1. randomization and sample composition: the manuscript would benefit from a more detailed account of the randomization process. It is currently unclear how the allocation sequence was generated or whether stratification was employed to balance the demographic or academic variables across groups. Additionally, the potential for selection bias should be acknowledged, particularly because students volunteered to participate in the mock OSCE. This self-selection could influence both anxiety levels and performance outcomes of the participants.

2. power analysis and effect size: while a power analysis is mentioned, the underlying assumptions are not provided in the manuscript. The authors should specify the expected effect size, standard deviation, and dropout rate used for the calculation. This information is important for assessing whether the sample size was sufficient to detect meaningful differences between groups. Reporting effect sizes for the main comparisons further contextualizes the statistical findings.
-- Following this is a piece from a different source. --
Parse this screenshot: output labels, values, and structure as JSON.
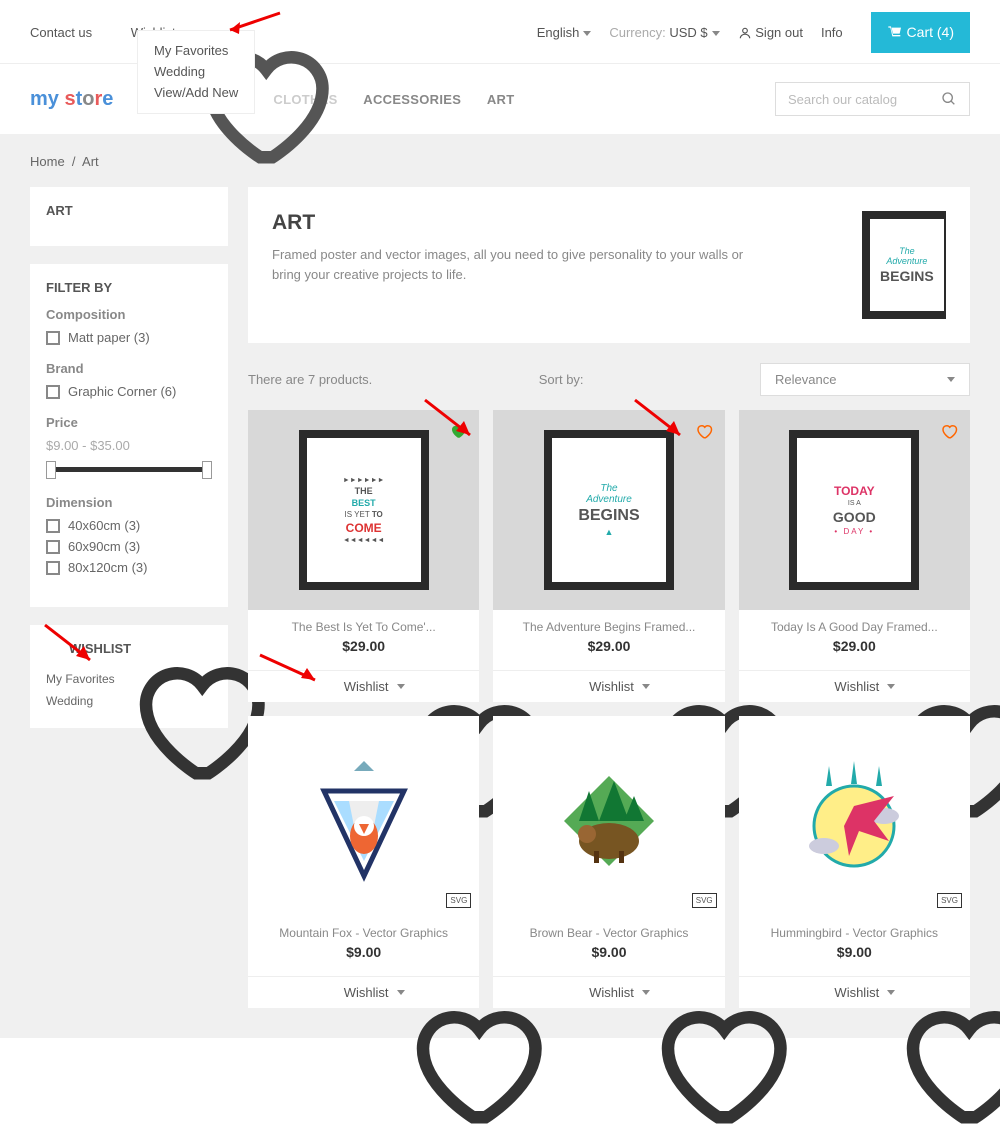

3. content overlap between assessments: there is a noted overlap in the content between the mock OSCE stations and the summative exam. This raises the possibility that performance improvements were influenced by familiarity rather than anxiety reduction. Although the authors briefly acknowledge this issue, a more explicit discussion of its potential impact on the results is required. The distinction between cognitive reinforcement and affective modulation must be clearly highlighted.

4. interpretation of performance outcomes: the observed difference in OSCE scores, although statistically significant, was modest. The manuscript should address the clinical or educational relevance of these differences. Would this change have any implications for grading thresholds, remediation decisions or student confidence in clinical environments? Clarifying this would enhance the practical utility of these findings.

Minor Comments

5. The manuscript does not specify whether the assumptions of normality were tested before applying parametric tests. Given the small sample size, this needs to be confirmed. A brief note on how the data distribution was assessed would be enough.
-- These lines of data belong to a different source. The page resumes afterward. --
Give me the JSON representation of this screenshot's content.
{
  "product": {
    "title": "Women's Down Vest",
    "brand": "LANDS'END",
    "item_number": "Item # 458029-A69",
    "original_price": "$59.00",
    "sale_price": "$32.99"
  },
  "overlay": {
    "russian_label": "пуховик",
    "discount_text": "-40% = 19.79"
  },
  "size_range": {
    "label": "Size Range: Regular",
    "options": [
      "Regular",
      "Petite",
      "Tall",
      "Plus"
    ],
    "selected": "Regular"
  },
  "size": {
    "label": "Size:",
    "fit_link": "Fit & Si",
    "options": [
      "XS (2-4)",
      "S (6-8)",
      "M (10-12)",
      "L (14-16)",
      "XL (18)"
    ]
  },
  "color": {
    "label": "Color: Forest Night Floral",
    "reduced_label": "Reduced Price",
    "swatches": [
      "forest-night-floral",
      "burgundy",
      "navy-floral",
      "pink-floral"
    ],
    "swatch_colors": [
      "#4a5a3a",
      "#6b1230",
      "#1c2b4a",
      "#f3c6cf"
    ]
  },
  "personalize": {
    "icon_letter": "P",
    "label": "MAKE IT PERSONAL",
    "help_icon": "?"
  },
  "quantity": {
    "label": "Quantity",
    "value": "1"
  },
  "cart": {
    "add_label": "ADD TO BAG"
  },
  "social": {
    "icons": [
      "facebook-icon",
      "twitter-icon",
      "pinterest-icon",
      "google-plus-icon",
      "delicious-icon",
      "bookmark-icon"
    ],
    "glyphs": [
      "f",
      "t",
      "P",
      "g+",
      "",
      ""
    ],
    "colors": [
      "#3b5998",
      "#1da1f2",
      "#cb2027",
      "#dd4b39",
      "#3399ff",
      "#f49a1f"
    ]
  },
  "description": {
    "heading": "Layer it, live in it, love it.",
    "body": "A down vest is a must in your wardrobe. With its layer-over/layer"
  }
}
6. writing and redundancy: the text includes several repetitive elements, particularly in the Abstract and Introduction sections. The notion that OSCEs are anxiety-inducing was stated multiple times with minimal variation. Streamlining these sections will improve readability.

7. visual representation of data: figures and tables are informative, but the presentation could be enhanced by including graphical summaries of anxiety scores and OSCE outcomes. Box plots or bar graphs with confidence intervals could facilitate reader interpretation.

Reviewer #2: This is a well-structured and timely study that addresses a relevant challenge in medical education. The idea of a peer-led OSCE is innovative and clearly has practical implications for reducing test anxiety and potentially improving performance. The manuscript is generally clear and the methodology is appropriate. However, I encourage the authors to expand their discussion of potential biases (e.g., self-selection, lack of blinding) and improve statistical reporting by including effect sizes and confidence intervals. Addressing these points will greatly strengthen the manuscript and enhance its contribution to the literature.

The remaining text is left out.